Set against wide moving images of America projected on the full width of the stage, with dancers occasionally improvising on the side of the road as cars whizzed by, the choreography for the seven gorgeous dancers has nothing to do with the narrative line of the novel.

Rather, it uses the expanse of this country and its differences (alluded to in the changing scenery) to devise a work that is about relationships. They open and close much like the minds of those living in different regions of America. The choreography for the dancers uses all the space around them, flowing in lush movement phrases that relate to the vastness of the land. At times they connect to each other in pairs or a trio and then they disconnect. There were some exciting solos, particularly by Chelsea Ainsworth.

Gotheiner, who teaches one of the most popular ballet classes in NYC, possesses a calm sensitivity that contributes to the richness of his dance inventions, allowing them to burst out into their surroundings.

The moving backdrop, by Josh Higgason, connects to the dance without distracting from it. The commissioned score, by the Finnish composer Jukka Rintamäki, alerts one’s hearing as the work itself sharpens the seeing of a dance for which the choreographer acknowledges the contribution of his dancers.
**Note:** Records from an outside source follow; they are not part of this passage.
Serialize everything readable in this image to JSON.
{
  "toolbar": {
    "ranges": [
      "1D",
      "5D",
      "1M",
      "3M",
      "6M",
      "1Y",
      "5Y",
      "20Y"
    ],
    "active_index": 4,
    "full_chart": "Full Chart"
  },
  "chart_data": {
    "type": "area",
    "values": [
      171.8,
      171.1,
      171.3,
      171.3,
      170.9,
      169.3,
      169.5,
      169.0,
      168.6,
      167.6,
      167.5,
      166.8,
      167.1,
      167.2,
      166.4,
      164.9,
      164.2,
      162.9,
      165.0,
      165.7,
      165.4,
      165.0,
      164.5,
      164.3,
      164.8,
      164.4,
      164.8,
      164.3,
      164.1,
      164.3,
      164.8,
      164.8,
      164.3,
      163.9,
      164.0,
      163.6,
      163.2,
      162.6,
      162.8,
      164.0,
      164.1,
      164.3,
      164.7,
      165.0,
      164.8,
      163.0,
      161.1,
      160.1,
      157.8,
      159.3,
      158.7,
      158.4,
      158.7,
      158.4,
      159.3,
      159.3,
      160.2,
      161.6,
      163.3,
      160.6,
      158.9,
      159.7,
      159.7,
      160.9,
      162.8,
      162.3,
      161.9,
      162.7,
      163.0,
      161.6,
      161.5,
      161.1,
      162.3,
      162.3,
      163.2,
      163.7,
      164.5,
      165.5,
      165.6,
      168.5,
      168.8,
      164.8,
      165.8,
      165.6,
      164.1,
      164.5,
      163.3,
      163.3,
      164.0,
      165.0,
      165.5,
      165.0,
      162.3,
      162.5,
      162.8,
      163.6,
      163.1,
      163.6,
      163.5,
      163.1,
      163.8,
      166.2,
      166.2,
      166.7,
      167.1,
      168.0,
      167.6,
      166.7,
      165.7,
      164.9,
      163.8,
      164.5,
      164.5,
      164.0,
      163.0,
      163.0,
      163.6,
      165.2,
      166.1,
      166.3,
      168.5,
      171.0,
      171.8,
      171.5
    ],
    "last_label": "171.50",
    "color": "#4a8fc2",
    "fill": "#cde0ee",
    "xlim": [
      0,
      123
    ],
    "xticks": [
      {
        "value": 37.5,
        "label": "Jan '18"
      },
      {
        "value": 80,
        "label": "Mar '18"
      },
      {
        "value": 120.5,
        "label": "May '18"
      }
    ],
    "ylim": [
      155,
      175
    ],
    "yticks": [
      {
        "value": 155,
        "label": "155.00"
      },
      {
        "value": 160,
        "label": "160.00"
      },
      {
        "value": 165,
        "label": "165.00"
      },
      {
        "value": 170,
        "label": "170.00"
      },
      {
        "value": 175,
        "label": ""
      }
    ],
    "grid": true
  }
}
Citizen — Reggie Wilson/Fist and Heel Performance Group

Pavement by Kyle Abraham.  photo by Ian Douglas
Citizen by Reggie Wilson.  photo by Stephanie Berger 

In his program note Reggie Wilson asks, “Do I have the stuff to survive my time?”

Inspired by those African Americans who chose not to leave their country in spite of its racism and discrimination, such as the writer Zora Neale Hurston and William Henry Jackson, the valet to President Lincoln, Wilson’s research   left him with many questions. What does anyone have to do to be truly independent? What does it mean to belong to or not want to belong to a country? How do we define ourselves in a nation that is still dealing with the impact of slavery?

The resulting dance makes forays into answering these questions via extended solos as well as group sections. The emphasis is on the solos, where each of the five dancers, three men and two women, has personal movement phrases, but also performs some shared by all.

Through repetition, layering, variation, and development, the audience is able to recognize certain patterns as they travel from solo to solo to group sections: three hand claps followed by a direct arm gesture; languid hip circles; an extended sideward chest and arm stretch; the long and high reach of a leg to the side; loose hip joints from which bent knees rotate in and out.

This dancing, although abstract, seems to speak to the audience and at some point sends almost subliminal messages. The group sections gain momentum and strength from the movements the dancers have in common, without diminishing their individuality.

The black and white costumes, different for each performer but related, suggest both individuality and unity. The moving projections on three sides of the stage are of rehearsals of the dance. They are interesting in themselves but, at times, distracting.

There are no answers to Wilson’s questions in this moving work, but the dancing leaves one thinking about them. Maybe thinking as a result of all three of these dances will produce action.